We all need some help occasionally. Nobody more than me. That’s because I don’t really know what I’m doing half of the time. When you find yourself in a bit of a pickle on Google Cloud Platform (GCP), there’s a few options available to get help — no, calling the Batman is sadly not one of them. In this article, I’d like to share with you my tips for getting help with GCP. These have worked really well for me over the years. That said however, that doesn’t necessarily mean they’ll work for you — and bear in mind that this list is not mutually exclusive either!
1. Official Google Cloud support
If you’re running any serious production workloads on GCP, then having official Google Cloud support is a must in my opinion. There are different levels of support, and picking the right one will depend on your needs — and how deep your boss’ pockets are. Over the years, I’ve had a pretty good experience dealing with Google’s official support teams. A quick tip when using the official support channel is to add your team’s support email address to the ticket. This saves you the tedious job of forwarding any updates to them, and it keeps them in the loop for any serious issues.
2. Public Issue Tracker (PIT)
If you can’t afford official support because you’d rather use that money to bring the team out for beers, then this is the next best option. Not a lot of people know about the PIT, even though it’s listed on the official GCP docs under the support section. The PIT is a great way to file bug reports and to raise feature requests too. Issues are ranked and prioritized according to the number of stars they receive. For example, here are the top starred issues for BigQuery. Note: you need to be signed into a Google account to access and use the PIT.
3. Stack Overflow
Where would the tech world be without Stack Overflow? It’s saved my bacon a few times, and it’s a rite of passage for all budding software professionals. A place where we can copy and paste code from other people that are much smarter than ourselves, and take all the credit when your boss thinks you’ve saved the day again. High five!
The Google engineers, PMs and even the support teams are extremely active on Stack Overflow. I’ve rarely been left wanting after posting a question. It’s also a great way to give something back too. Instead of only asking questions, you can answer some too. Answering questions and receiving upvotes/points can be very rewarding — and addictive!
4. GCP Community Slack Channel
Slack is used by the majority of people nowadays. Mostly to send memes and giphy’s, and shoot the shit all day with friends and colleagues instead of actually working. But all that nonsense aside, it can actually be a good place to find some help for GCP. There’s an official GCP team that you sign up to here.
Some of the Google folks pop their heads up every now and then and help out. BTW, speaking of Slack, another tip is to create a channel in your team and hook it into the RSS feed of the release notes for the products themselves e.g. BigQuery, Bigtable etc.
5. Local Community Groups (‘GDG Cloud [city|town]’)
If you’re lucky, then you’ll have a local user group in the your city. Some areas even have several of them. The official ones (actually supported by Google) are called ‘GDG Cloud [city|town]’ e.g. GDG Cloud Melbourne.

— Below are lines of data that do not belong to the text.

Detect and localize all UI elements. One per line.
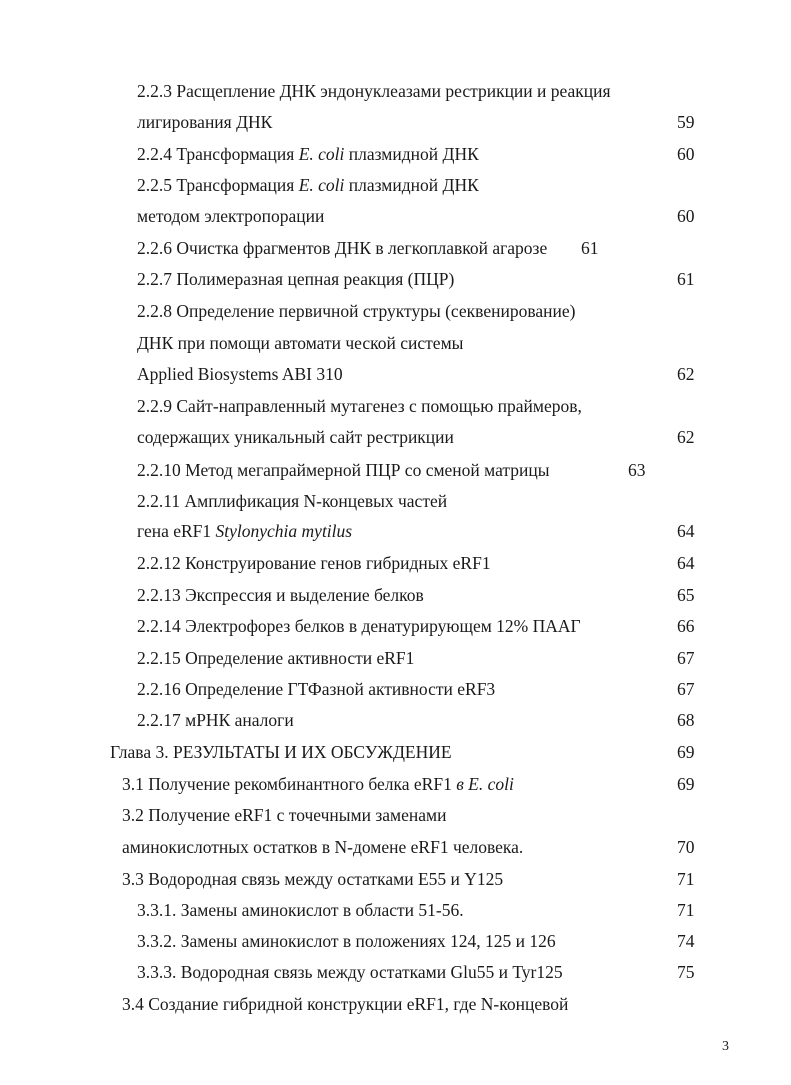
toc-entry-2-2-8-line2: ДНК при помощи автомати ческой системы [137,333,464,353]
toc-page-number: 69 [677,774,695,794]
toc-entry-2-2-10: 2.2.10 Метод мегапраймерной ПЦР со сменой матрицы [137,460,550,480]
toc-entry-text: 2.2.4 Трансформация [137,144,299,164]
toc-entry-3-1 [122,773,514,795]
toc-page-number: 60 [677,206,695,226]
toc-entry-2-2-7: 2.2.7 Полимеразная цепная реакция (ПЦР) [137,269,455,289]
toc-page-number: 67 [677,648,695,668]
toc-page-number: 71 [677,869,695,889]
toc-entry-italic: E. coli [298,144,345,164]
toc-entry-2-2-15: 2.2.15 Определение активности eRF1 [137,648,415,668]
toc-page-number: 64 [677,553,695,573]
toc-entry-2-2-16: 2.2.16 Определение ГТФазной активности eRF3 [137,679,496,699]
toc-page-number: 60 [677,144,695,164]
toc-entry-2-2-8-line1: 2.2.8 Определение первичной структуры (секвенирование) [137,301,576,321]
toc-entry-2-2-5-line2: методом электропорации [137,206,325,226]
toc-entry-2-2-9-line2: содержащих уникальный сайт рестрикции [137,427,454,447]
toc-page-number: 65 [677,585,695,605]
toc-page-number: 63 [628,460,646,480]
toc-page-number: 61 [581,238,599,258]
toc-entry-text: плазмидной ДНК [344,144,479,164]
toc-entry-2-2-6: 2.2.6 Очистка фрагментов ДНК в легкоплавкой агарозе [137,238,548,258]
toc-page-number: 75 [677,962,695,982]
toc-page-number: 59 [677,112,695,132]
toc-page-number: 64 [677,521,695,541]
page-number: 3 [722,1039,729,1054]
toc-entry-text: гена eRF1 [137,521,216,541]
toc-entry-2-2-12: 2.2.12 Конструирование генов гибридных eRF1 [137,553,491,573]
toc-page-number: 70 [677,837,695,857]
toc-entry-3-3-3: 3.3.3. Водородная связь между остатками Glu55 и Tyr125 [137,962,563,982]
toc-entry-text: плазмидной ДНК [344,175,479,195]
toc-entry-2-2-8-line3: Applied Biosystems ABI 310 [137,364,343,384]
toc-page-number: 66 [677,616,695,636]
toc-page-number: 67 [677,679,695,699]
toc-entry-italic: в E. coli [456,774,514,794]
toc-entry-text: 2.2.5 Трансформация [137,175,299,195]
toc-entry-italic: E. coli [298,175,345,195]
toc-entry-3-3: 3.3 Водородная связь между остатками E55 и Y125 [122,869,504,889]
toc-entry-2-2-14: 2.2.14 Электрофорез белков в денатурирующем 12% ПААГ [137,616,581,636]
toc-entry-text: 3.1 Получение рекомбинантного белка eRF1 [122,774,457,794]
toc-entry-2-2-3-line1: 2.2.3 Расщепление ДНК эндонуклеазами рестрикции и реакция [137,81,611,101]
toc-page-number: 62 [677,427,695,447]
toc-entry-2-2-9-line1: 2.2.9 Сайт-направленный мутагенез с помощью праймеров, [137,396,582,416]
toc-page-number: 61 [677,269,695,289]
toc-entry-2-2-11-line2 [137,520,352,542]
toc-entry-2-2-4 [137,143,479,165]
toc-entry-2-2-13: 2.2.13 Экспрессия и выделение белков [137,585,424,605]
toc-entry-3-2-line2: аминокислотных остатков в N-домене eRF1 человека. [122,837,524,857]
toc-page-number: 69 [677,742,695,762]
toc-page-number: 62 [677,364,695,384]
toc-page-number: 71 [677,900,695,920]
toc-page-number: 74 [677,931,695,951]
toc-entry-2-2-17: 2.2.17 мРНК аналоги [137,710,294,730]
toc-entry-3-4: 3.4 Создание гибридной конструкции eRF1, где N-концевой [122,994,569,1014]
toc-entry-2-2-11-line1: 2.2.11 Амплификация N-концевых частей [137,491,448,511]
toc-entry-3-3-2: 3.3.2. Замены аминокислот в положениях 124, 125 и 126 [137,931,556,951]
toc-entry-3-2-line1: 3.2 Получение eRF1 с точечными заменами [122,805,447,825]
toc-chapter-3: Глава 3. РЕЗУЛЬТАТЫ И ИХ ОБСУЖДЕНИЕ [110,742,452,762]
toc-entry-3-3-1: 3.3.1. Замены аминокислот в области 51-56. [137,900,464,920]
toc-entry-2-2-3-line2: лигирования ДНК [137,112,273,132]
toc-entry-italic: Stylonychia mytilus [215,521,353,541]
toc-entry-2-2-5-line1 [137,174,479,196]
toc-page-number: 68 [677,710,695,730]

These user groups are run by community members that are passionate about Google Cloud, and they generously volunteer their time to help organize and run them. They regularly have Google staff present, and it’s a great place to network, ask questions and even practice your public speaking skills. Of course, the cold beer and tasty pizza that is usually provided isn’t too bad either if you can’t be bothered cooking that night.
Social media to the rescue again. Twitter is a great place to lurk..I mean participate. Not only is it a great way to stay abreast of things (as long as you curate your feed appropriately and block tweets with the word “Trump” in them), but many of the Google engineers and PMs are super active on the platform too. Some of them don’t even mind you asking them a question directly, but sometimes it’s hard to fit in 280 chars — unless you’ve mastered the Twitter skill of writing succinct tweets.
Here’s a great list of all the Developer Advocates from Google for GCP to get you started. There’s also the official GCP Twitter account here too. And, don’t forgot to follow me too of course. I promise not to be able to answer any of your silly questions.
The wrap up
Most of the options I’ve listed above are mentioned in the GCP docs, but I thought it would be nice to summarize them here on my blog. If I’m missed something or you have another tip for GCP support that you’d like to share, then feel free to write your own article. Just kidding — well kind of.